На приморском участке фронта ночь прошла спокойно. Не было ни одного происшествия. Командир батальона старший лейтенант Перепелица сидел на нарах в своей землянке, устало откинувшись к стене. Он только что отправил в штаб полка утреннее донесение и мог позволить себе небольшой отдых.

Зажужжал зуммер. Докладывал командир роты Скороходов:

– Старший сержант Петренко, находясь в боевом охранении на переднем крае обороны в районе Ораниенбаума, заметил неизвестного командира. Полз вдоль минного поля. Одет в форму капитана. Его задержали. Неизвестный просит немедленно доставить его командованию, утверждает, что имеет сообщение государственной важности.

– Направьте его ко мне, – приказал Перепелица. И, обратясь к сидевшему рядом уполномоченному особого отдела, сказал: – Странный гость. Не уходите. Будем принимать его и разбираться вместе.

Вскоре командир роты Скороходов и неизвестный капитан вошли в землянку.
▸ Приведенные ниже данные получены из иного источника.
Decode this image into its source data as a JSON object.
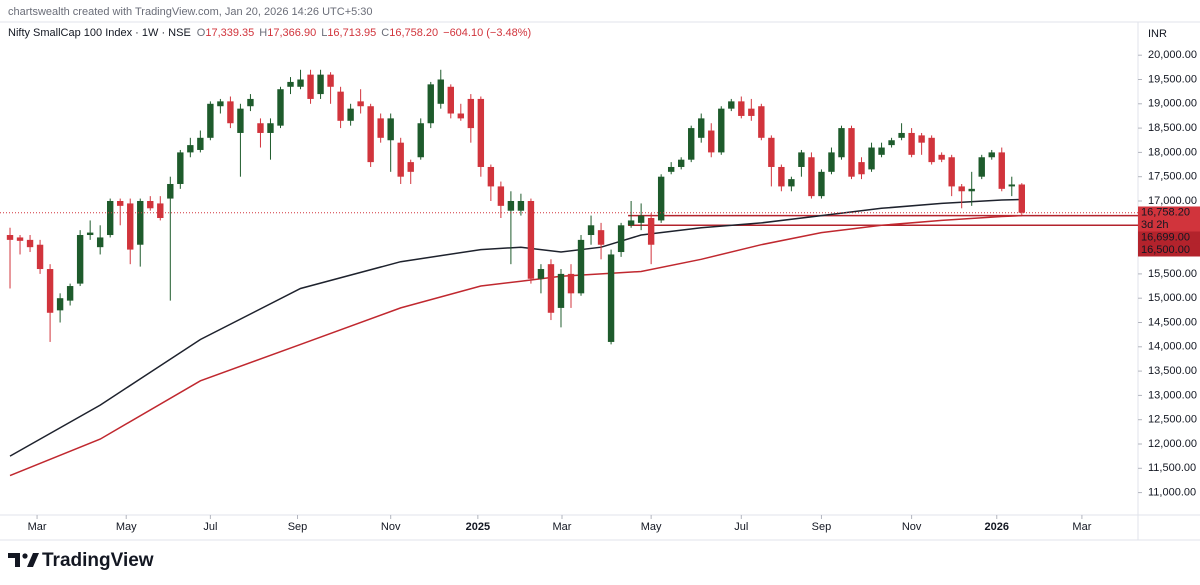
{
  "header": {
    "credit": "chartswealth created with TradingView.com, Jan 20, 2026 14:26 UTC+5:30"
  },
  "footer": {
    "brand": "TradingView"
  },
  "chart_data": {
    "type": "candlestick",
    "title": "Nifty SmallCap 100 Index · 1W · NSE",
    "ohlc_legend": [
      {
        "key": "O",
        "value": "17,339.35"
      },
      {
        "key": "H",
        "value": "17,366.90"
      },
      {
        "key": "L",
        "value": "16,713.95"
      },
      {
        "key": "C",
        "value": "16,758.20"
      }
    ],
    "change": "−604.10 (−3.48%)",
    "currency": "INR",
    "up_color": "#1e5b2c",
    "down_color": "#d1343c",
    "candles": {
      "open": [
        16300,
        16250,
        16200,
        16100,
        15600,
        14750,
        14950,
        15300,
        16300,
        16050,
        16300,
        17000,
        16950,
        16100,
        17000,
        16950,
        17050,
        17350,
        18000,
        18050,
        18300,
        18950,
        19050,
        18400,
        18950,
        18600,
        18400,
        18550,
        19350,
        19350,
        19600,
        19200,
        19600,
        19250,
        18650,
        19050,
        18950,
        18700,
        18250,
        18200,
        17800,
        17900,
        18600,
        19000,
        19350,
        18800,
        19100,
        19100,
        17700,
        17300,
        16800,
        16800,
        17000,
        15400,
        15700,
        14800,
        15500,
        15100,
        16300,
        16400,
        14100,
        15950,
        16500,
        16550,
        16650,
        16600,
        17600,
        17700,
        17850,
        18300,
        18450,
        18000,
        18900,
        19050,
        18900,
        18950,
        18300,
        17700,
        17300,
        17700,
        17900,
        17100,
        17600,
        17900,
        18500,
        17800,
        17650,
        17950,
        18150,
        18300,
        18400,
        18350,
        18300,
        17950,
        17900,
        17300,
        17200,
        17500,
        17900,
        18000,
        17300,
        17339.35
      ],
      "high": [
        16450,
        16300,
        16300,
        16200,
        15700,
        15100,
        15300,
        16400,
        16600,
        16500,
        17050,
        17050,
        17050,
        17050,
        17100,
        17100,
        17500,
        18050,
        18300,
        18450,
        19050,
        19100,
        19150,
        19000,
        19200,
        18700,
        18700,
        19350,
        19550,
        19700,
        19700,
        19700,
        19650,
        19350,
        19000,
        19300,
        19000,
        18800,
        18800,
        18300,
        17850,
        18700,
        19450,
        19700,
        19400,
        19000,
        19200,
        19150,
        17750,
        17400,
        17200,
        17150,
        17050,
        15700,
        15800,
        15600,
        15700,
        16300,
        16700,
        16550,
        16000,
        16550,
        17000,
        16950,
        16750,
        17550,
        17800,
        17900,
        18550,
        18800,
        18600,
        18950,
        19100,
        19150,
        19100,
        19000,
        18350,
        17750,
        17500,
        18050,
        18000,
        17650,
        18100,
        18550,
        18550,
        17900,
        18200,
        18200,
        18300,
        18600,
        18500,
        18400,
        18350,
        18000,
        17950,
        17350,
        17600,
        17950,
        18050,
        18100,
        17500,
        17366.9
      ],
      "low": [
        15200,
        15900,
        15950,
        15500,
        14100,
        14500,
        14850,
        15250,
        16200,
        15900,
        16250,
        16500,
        15700,
        15650,
        16800,
        16600,
        14950,
        17250,
        17900,
        18000,
        18250,
        18800,
        18500,
        17500,
        18850,
        18100,
        17850,
        18500,
        19200,
        19300,
        19000,
        19100,
        19000,
        18500,
        18550,
        18800,
        17700,
        18200,
        17600,
        17350,
        17350,
        17850,
        18500,
        18900,
        18700,
        18650,
        18200,
        17500,
        17000,
        16650,
        15700,
        16700,
        15300,
        15100,
        14550,
        14400,
        14800,
        15050,
        16100,
        15800,
        14050,
        15850,
        16450,
        16400,
        15700,
        16550,
        17550,
        17650,
        17800,
        18200,
        17900,
        17950,
        18850,
        18700,
        18650,
        18250,
        17300,
        17200,
        17200,
        17500,
        17050,
        17050,
        17550,
        17850,
        17450,
        17450,
        17600,
        17900,
        18100,
        18250,
        17900,
        17950,
        17750,
        17800,
        17100,
        16850,
        16900,
        17450,
        17850,
        17200,
        17100,
        16713.95
      ],
      "close": [
        16200,
        16180,
        16050,
        15600,
        14700,
        15000,
        15250,
        16300,
        16350,
        16250,
        17000,
        16900,
        16000,
        17000,
        16850,
        16650,
        17350,
        18000,
        18150,
        18300,
        19000,
        19050,
        18600,
        18900,
        19100,
        18400,
        18600,
        19300,
        19450,
        19500,
        19100,
        19600,
        19350,
        18650,
        18900,
        18950,
        17800,
        18300,
        18700,
        17500,
        17600,
        18600,
        19400,
        19500,
        18800,
        18700,
        18500,
        17700,
        17300,
        16900,
        17000,
        17000,
        15400,
        15600,
        14700,
        15500,
        15100,
        16200,
        16500,
        16100,
        15900,
        16500,
        16600,
        16700,
        16100,
        17500,
        17700,
        17850,
        18500,
        18700,
        18000,
        18900,
        19050,
        18750,
        18750,
        18300,
        17700,
        17300,
        17450,
        18000,
        17100,
        17600,
        18000,
        18500,
        17500,
        17550,
        18100,
        18100,
        18250,
        18400,
        17950,
        18200,
        17800,
        17850,
        17300,
        17200,
        17250,
        17900,
        18000,
        17250,
        17340,
        16758.2
      ]
    },
    "lines": [
      {
        "color": "#1e222d",
        "x": [
          0,
          9,
          19,
          29,
          39,
          47,
          51,
          55,
          59,
          63,
          69,
          75,
          81,
          87,
          93,
          99,
          101
        ],
        "values": [
          11750,
          12800,
          14150,
          15200,
          15750,
          16000,
          16050,
          15950,
          16050,
          16300,
          16450,
          16550,
          16700,
          16850,
          16950,
          17020,
          17030
        ]
      },
      {
        "color": "#c0282f",
        "x": [
          0,
          9,
          19,
          29,
          39,
          47,
          51,
          55,
          59,
          63,
          69,
          75,
          81,
          87,
          93,
          99,
          101
        ],
        "values": [
          11350,
          12100,
          13300,
          14050,
          14800,
          15250,
          15350,
          15450,
          15500,
          15550,
          15800,
          16100,
          16350,
          16500,
          16600,
          16680,
          16699
        ]
      }
    ],
    "price_line": {
      "value": 16758.2,
      "label": "16,758.20",
      "countdown": "3d 2h",
      "color": "#d1343c"
    },
    "levels": [
      {
        "value": 16699,
        "label": "16,699.00",
        "color": "#b3232c",
        "x_start": 61.7
      },
      {
        "value": 16500,
        "label": "16,500.00",
        "color": "#b3232c",
        "x_start": 61.7
      }
    ],
    "xlim": [
      -1,
      112.6
    ],
    "ylim": [
      10539,
      20683
    ],
    "yticks": [
      {
        "value": 11000,
        "label": "11,000.00"
      },
      {
        "value": 11500,
        "label": "11,500.00"
      },
      {
        "value": 12000,
        "label": "12,000.00"
      },
      {
        "value": 12500,
        "label": "12,500.00"
      },
      {
        "value": 13000,
        "label": "13,000.00"
      },
      {
        "value": 13500,
        "label": "13,500.00"
      },
      {
        "value": 14000,
        "label": "14,000.00"
      },
      {
        "value": 14500,
        "label": "14,500.00"
      },
      {
        "value": 15000,
        "label": "15,000.00"
      },
      {
        "value": 15500,
        "label": "15,500.00"
      },
      {
        "value": 17000,
        "label": "17,000.00"
      },
      {
        "value": 17500,
        "label": "17,500.00"
      },
      {
        "value": 18000,
        "label": "18,000.00"
      },
      {
        "value": 18500,
        "label": "18,500.00"
      },
      {
        "value": 19000,
        "label": "19,000.00"
      },
      {
        "value": 19500,
        "label": "19,500.00"
      },
      {
        "value": 20000,
        "label": "20,000.00"
      }
    ],
    "xticks": [
      {
        "value": 2.7,
        "label": "Mar"
      },
      {
        "value": 11.6,
        "label": "May"
      },
      {
        "value": 20,
        "label": "Jul"
      },
      {
        "value": 28.7,
        "label": "Sep"
      },
      {
        "value": 38,
        "label": "Nov"
      },
      {
        "value": 46.7,
        "label": "2025"
      },
      {
        "value": 55.1,
        "label": "Mar"
      },
      {
        "value": 64,
        "label": "May"
      },
      {
        "value": 73,
        "label": "Jul"
      },
      {
        "value": 81,
        "label": "Sep"
      },
      {
        "value": 90,
        "label": "Nov"
      },
      {
        "value": 98.5,
        "label": "2026"
      },
      {
        "value": 107,
        "label": "Mar"
      }
    ]
  }
}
– Кто вы такой? Предъявите документы, – обратился к неизвестному командир батальона.

– Мои документы фальшивые, – ответил задержанный. – Я заслан к вам как агент немецкой разведки. Моя кличка Шубин. На эту фамилию и выписаны документы. А на самом деле я коммунист и командир Красной Армии. Моя настоящая фамилия – Иванцов. Вот оружие, которым меня снабдили немцы. Вот сто тысяч рублей. Прошу немедленно направить меня в контрразведку. Я должен передать сведения чрезвычайной важности. Доложите в контрразведку, что я знаю пароль «Нева».
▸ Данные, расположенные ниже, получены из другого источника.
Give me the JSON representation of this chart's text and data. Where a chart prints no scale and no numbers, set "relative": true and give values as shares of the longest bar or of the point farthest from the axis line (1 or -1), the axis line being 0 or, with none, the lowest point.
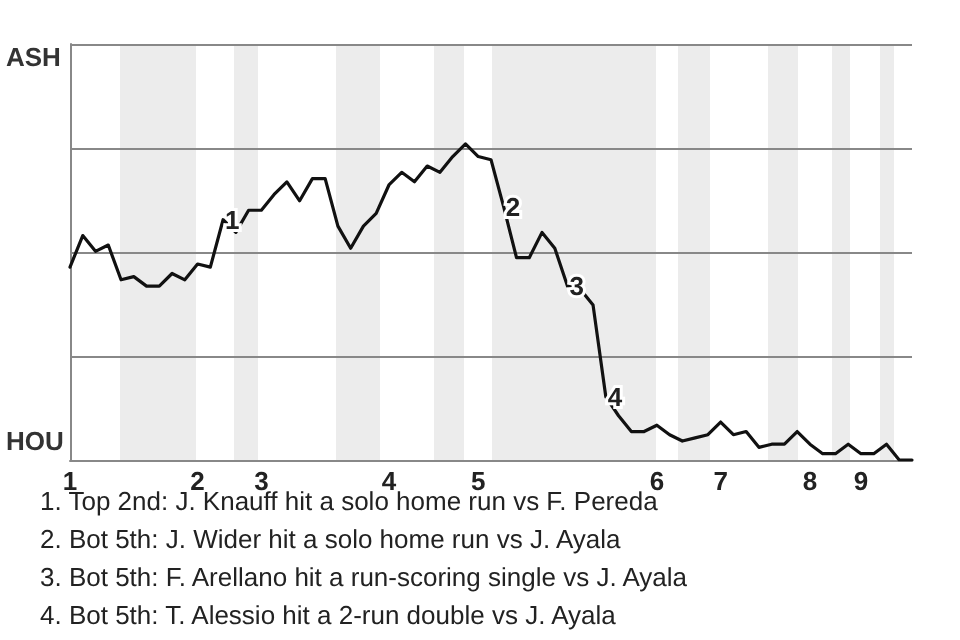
{
  "chart_data": {
    "type": "line",
    "relative": true,
    "categories": [
      "1",
      null,
      null,
      null,
      null,
      null,
      null,
      null,
      null,
      null,
      "2",
      null,
      null,
      null,
      null,
      "3",
      null,
      null,
      null,
      null,
      null,
      null,
      null,
      null,
      null,
      "4",
      null,
      null,
      null,
      null,
      null,
      null,
      "5",
      null,
      null,
      null,
      null,
      null,
      null,
      null,
      null,
      null,
      null,
      null,
      null,
      null,
      "6",
      null,
      null,
      null,
      null,
      "7",
      null,
      null,
      null,
      null,
      null,
      null,
      "8",
      null,
      null,
      null,
      "9",
      null,
      null,
      null,
      null
    ],
    "series": [
      {
        "color": "#111111",
        "values": [
          0.61,
          0.71,
          0.66,
          0.68,
          0.57,
          0.58,
          0.55,
          0.55,
          0.59,
          0.57,
          0.62,
          0.61,
          0.76,
          0.72,
          0.79,
          0.79,
          0.84,
          0.88,
          0.82,
          0.89,
          0.89,
          0.74,
          0.67,
          0.74,
          0.78,
          0.87,
          0.91,
          0.88,
          0.93,
          0.91,
          0.96,
          1,
          0.96,
          0.95,
          0.8,
          0.64,
          0.64,
          0.72,
          0.67,
          0.55,
          0.54,
          0.49,
          0.2,
          0.14,
          0.09,
          0.09,
          0.11,
          0.08,
          0.06,
          0.07,
          0.08,
          0.12,
          0.08,
          0.09,
          0.04,
          0.05,
          0.05,
          0.09,
          0.05,
          0.02,
          0.02,
          0.05,
          0.02,
          0.02,
          0.05,
          0,
          0
        ]
      }
    ],
    "grid": "y",
    "marker": "none",
    "line_style": "solid",
    "annotations": [
      "ASH",
      "HOU",
      {
        "text": "1",
        "y": 0.76
      },
      {
        "text": "2",
        "y": 0.8
      },
      {
        "text": "3",
        "y": 0.55
      },
      {
        "text": "4",
        "y": 0.2
      },
      "1. Top 2nd: J. Knauff hit a solo home run vs F. Pereda",
      "2. Bot 5th: J. Wider hit a solo home run vs J. Ayala",
      "3. Bot 5th: F. Arellano hit a run-scoring single vs J. Ayala",
      "4. Bot 5th: T. Alessio hit a 2-run double vs J. Ayala"
    ]
  }
}
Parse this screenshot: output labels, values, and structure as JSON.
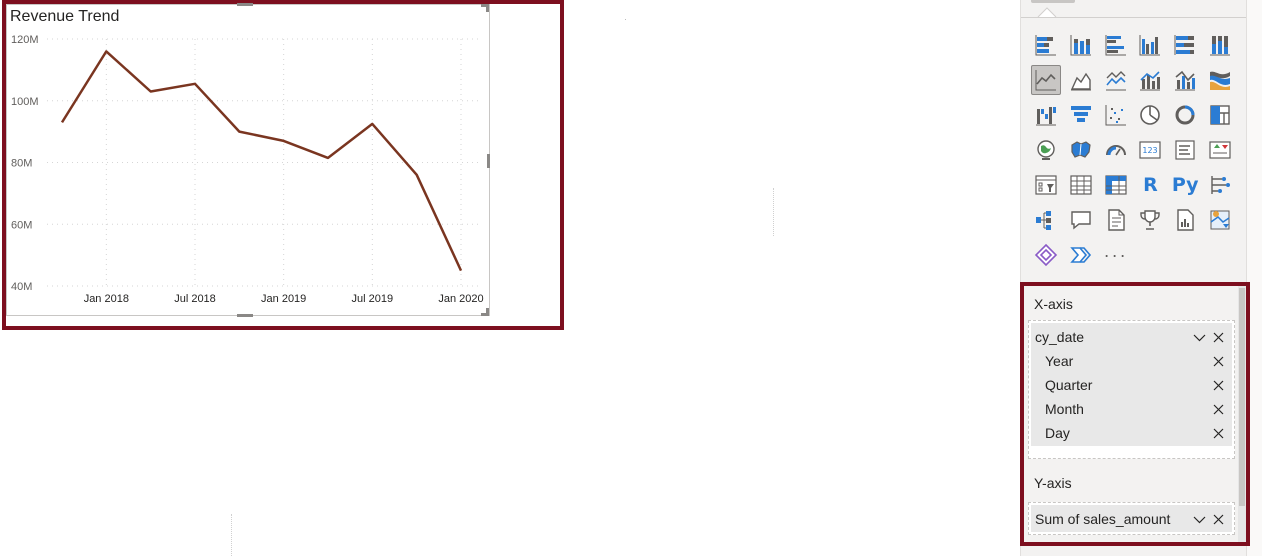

Перепелица приказал особисту немедленно отвезти задержанного в Ленинград. Спустя несколько часов Шубин был доставлен в Управление контрразведки. Уже после того, как Шубин – Иванцов все подробно рассказал: и об обстоятельствах плена, и о том, что побудило его завербоваться в фашистскую разведку, и какое задание он получил при засылке в Ленинград, – противник передал еще одну радиограмму: «Курьер направлен. Встречайте Ольгино. Подтвердите прибытие».

В течение нескольких дней Михаил Воронов и Виктор Волосов усиленно работали с Шубиным – Иванцовым. Морозов даже освободил их от других дел, – они занимались только курьером. Дорог был каждый час, приходилось даже обедать в кабинете. Требовалось в первую очередь установить, действительно ли Шубин – Иванцов – советский патриот, действительно ли он, тяжело раненный, в сложной обстановке боя, попал в немецкий плен не по своей воле, искренни ли его якобы добрые намерения…
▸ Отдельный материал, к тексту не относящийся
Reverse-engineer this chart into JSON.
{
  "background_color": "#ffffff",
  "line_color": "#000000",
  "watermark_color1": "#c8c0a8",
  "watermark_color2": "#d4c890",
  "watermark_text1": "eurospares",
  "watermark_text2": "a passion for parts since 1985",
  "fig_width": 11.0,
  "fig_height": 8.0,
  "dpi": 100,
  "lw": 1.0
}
Все признания Шубина, все факты и сведения, которые он сообщал на допросах, немедленно проверялись и перепроверялись. Телефон и телеграф непрерывно приносили всё новые и новые данные.

Порой в кабинет заходил Морозов. Он вслушивался в то, что говорил Шубин, задавал ему вопросы.

Шубин рассказывал, что он решил попасть в фашистскую разведку с определенной целью: добиться получения задания, связанного с переходом на советскую сторону. Людей, попавших в такое же, как у него, положение, у немцев немало. С одним настоящим патриотом, как утверждал Шубин, он познакомился очень близко, и тот научил его многому.

– Кого вы имеете в виду? – осторожно спросил Морозов.

– У немцев он работает под фамилией Александров, – ответил Шубин.

– Как вам поверили немцы?

Шубин помрачнел.

– О, это было нелегко, – сказал он тихо. – Поверьте, очень нелегко.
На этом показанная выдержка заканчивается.